The irony is that the tree fruit industry has done this before. In the 1950s, at the request of apple growers,  a Summerland Research Station scientist, John Bowen, worked with F. A. Atkinson, the station’s director, to develop cider from the Okanagan's abundant sweet eating apples.

Traditional cider in Europe is made from tart cider apples, whose flavour is an acquired taste for some. Bowen pressed the juice from Red Delicious and the more acidic Jonathan apples in a seventy-five per cent/twenty-five per cent blend. This juice was sweetened and then fermented with wine yeast, with fermentation stopped before the cider was fully dry. It was then carbonated -- Bowen called it "a half-baked champagne process" -- and bottled.

The first commercial quantities were bottled at a brewery in Princeton; the inventory and the process were acquired by Growers Wine Co., which scored a long-lasting success with the cider.

As a result of mergers over the years, the Growers brand is now owned by Constellation Brands. The portfolio of ciders under the Growers brand has grown to include flavoured ciders, fruit ciders and ciders made with apple concentrate.

BCTF went back to basics, enlisting the research station’s help in creating Broken Ladder. The cider uses six apple varieties: Ambrosia, Granny Smith, Pink Lady, McIntosh, Braeburn and Golden Delicious.

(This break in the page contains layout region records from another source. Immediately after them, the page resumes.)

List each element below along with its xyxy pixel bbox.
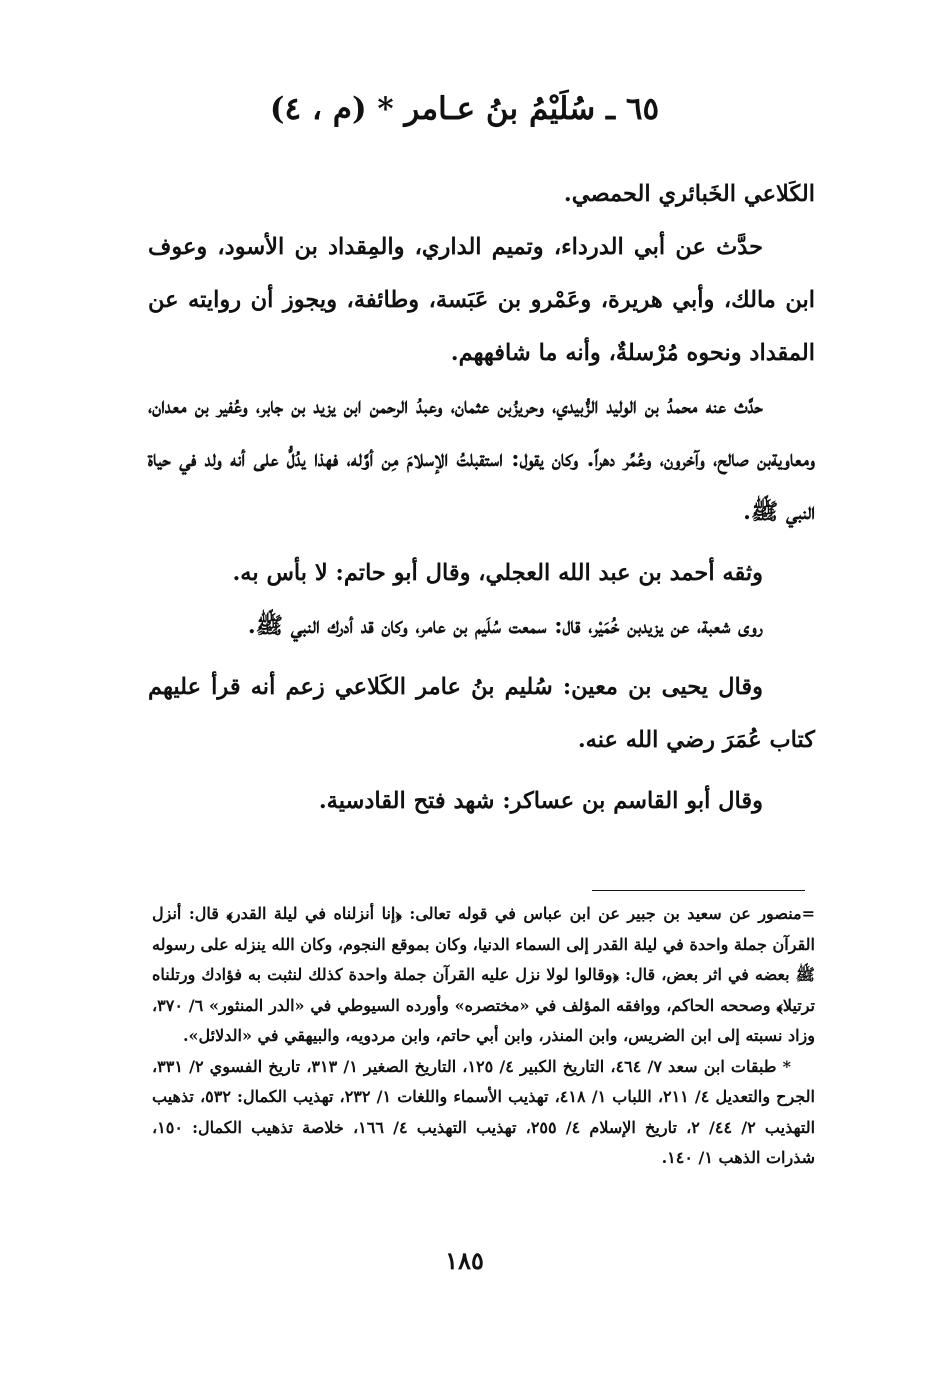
- footnote-sources: * طبقات ابن سعد ٧/ ٤٦٤، التاريخ الكبير ٤/ ١٢٥، التاريخ الصغير ١/ ٣١٣، تاريخ الفسوي ٢/ ٣٣١، الجرح والتعديل ٤/ ٢١١، اللباب ١/ ٤١٨، تهذيب الأسماء واللغات ١/ ٢٣٢، تهذيب الكمال: ٥٣٢، تذهيب التهذيب ٢/ ٤٤/ ٢، تاريخ الإسلام ٤/ ٢٥٥، تهذيب التهذيب ٤/ ١٦٦، خلاصة تذهيب الكمال: ١٥٠، شذرات الذهب ١/ ١٤٠.: [152, 1056, 816, 1167]
- page-number: ١٨٥: [445, 1246, 484, 1275]
- paragraph-nisba: الكَلاعي الخَبائري الحمصي.: [563, 181, 815, 207]
- entry-title: ٦٥ ـ سُلَيْمُ بنُ عـامر * (م ، ٤): [269, 91, 660, 127]
- paragraph-authentication: وثقه أحمد بن عبد الله العجلي، وقال أبو حاتم: لا بأس به.: [232, 560, 763, 586]
- paragraph-ibn-main-report: وقال يحيى بن معين: سُليم بنُ عامر الكَلاعي زعم أنه قرأ عليهم كتاب عُمَرَ رضي الله عنه.: [148, 674, 815, 753]
- footnote-divider: [592, 890, 805, 891]
- main-text: [148, 168, 815, 828]
- paragraph-shuba-report: روى شعبة، عن يزيدبن خُمَيْر، قال: سمعت سُلَيم بن عامر، وكان قد أدرك النبي ﷺ.: [247, 613, 763, 639]
- paragraph-teachers: حدَّث عن أبي الدرداء، وتميم الداري، والمِقداد بن الأسود، وعوف ابن مالك، وأبي هريرة، وعَمْرو بن عَبَسة، وطائفة، ويجوز أن روايته عن المقداد ونحوه مُرْسلةٌ، وأنه ما شافههم.: [148, 234, 815, 366]
- footnote-continuation: =منصور عن سعيد بن جبير عن ابن عباس في قوله تعالى: ﴿إنا أنزلناه في ليلة القدر﴾ قال: أنزل القرآن جملة واحدة في ليلة القدر إلى السماء الدنيا، وكان بموقع النجوم، وكان الله ينزله على رسوله ﷺ بعضه في اثر بعض، قال: ﴿وقالوا لولا نزل عليه القرآن جملة واحدة كذلك لنثبت به فؤادك ورتلناه ترتيلا﴾ وصححه الحاكم، ووافقه المؤلف في «مختصره» وأورده السيوطي في «الدر المنثور» ٦/ ٣٧٠، وزاد نسبته إلى ابن الضريس، وابن المنذر، وابن أبي حاتم، وابن مردويه، والبيهقي في «الدلائل».: [152, 904, 816, 1045]
- paragraph-ibn-asakir-report: وقال أبو القاسم بن عساكر: شهد فتح القادسية.: [318, 788, 763, 814]
- footnotes: [152, 899, 815, 1174]
- paragraph-students: حدَّث عنه محمدُ بن الوليد الزُّبيدي، وحريزُبن عثمان، وعبدُ الرحمن ابن يزيد بن جابر، وعُفير بن معدان، ومعاويةبن صالح، وآخرون، وعُمِّر دهراً. وكان يقول: استقبلتُ الإسلامَ مِن أوَّله، فهذا يدُلُّ على أنه ولد في حياة النبي ﷺ.: [148, 393, 815, 525]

BCTF also recruited winemaker Bertus Albertyn (left) to make the cider. Born and trained in South Africa, he is the co-owner and winemaker at Maverick Estate Winery. He also was Burrowing Owl’s winemaker for four years.

“The Broken Ladder cider is almost more along the lines of an apple wine from Germany,” Bertus says. “It is not your traditional cider. I really like it.”

There is logic to using an experienced winemaker. “We really wanted to have a cider that was well-balanced, just like you balance a white wine,” Michael says. “It has the right acidity and the right fruitiness and the mouthfeel.”

Ciders are quite competitively priced. Okanagan Premium Ciders, made by Mark Anthony Brands, offer six-packs of 355 ml cans at $9.99. Growers, Lone Tree Cider and Duke’s Cider (the latter from Kelowna’s Tree Brewing Company) sell six-packs for $10.99 while Red Rock Cider is $11.95 for a six-pack. At the high end is Bulmer’s Strongbow from Britain, at $14.95 for a six-pack.

“Our first product is in a can,” Michael says of Broken Ladder. “It is 473 ml. There will be four cans in a four-pack, selling for $11.49. It is more expensive than some of the commercial ones but it is still a great price point.”

 BCTF stress that Broken Ladder is “an authentic hard cider made 100% … from our own fresh crushed apples.”

Michael believes this will appeal to the millennials who are driving the cider market. “They really search out things that are authentic,” he says. “That is why we felt it was important that we come up with a product that met those needs. It costs a little more money, not to add water. Adding water and adding flavourings is way less expensive but it is not what we want to be doing.”

BCTF has additional products under development, including a pear cider in a can and sparkling cider in a 750 ml Champagne bottle.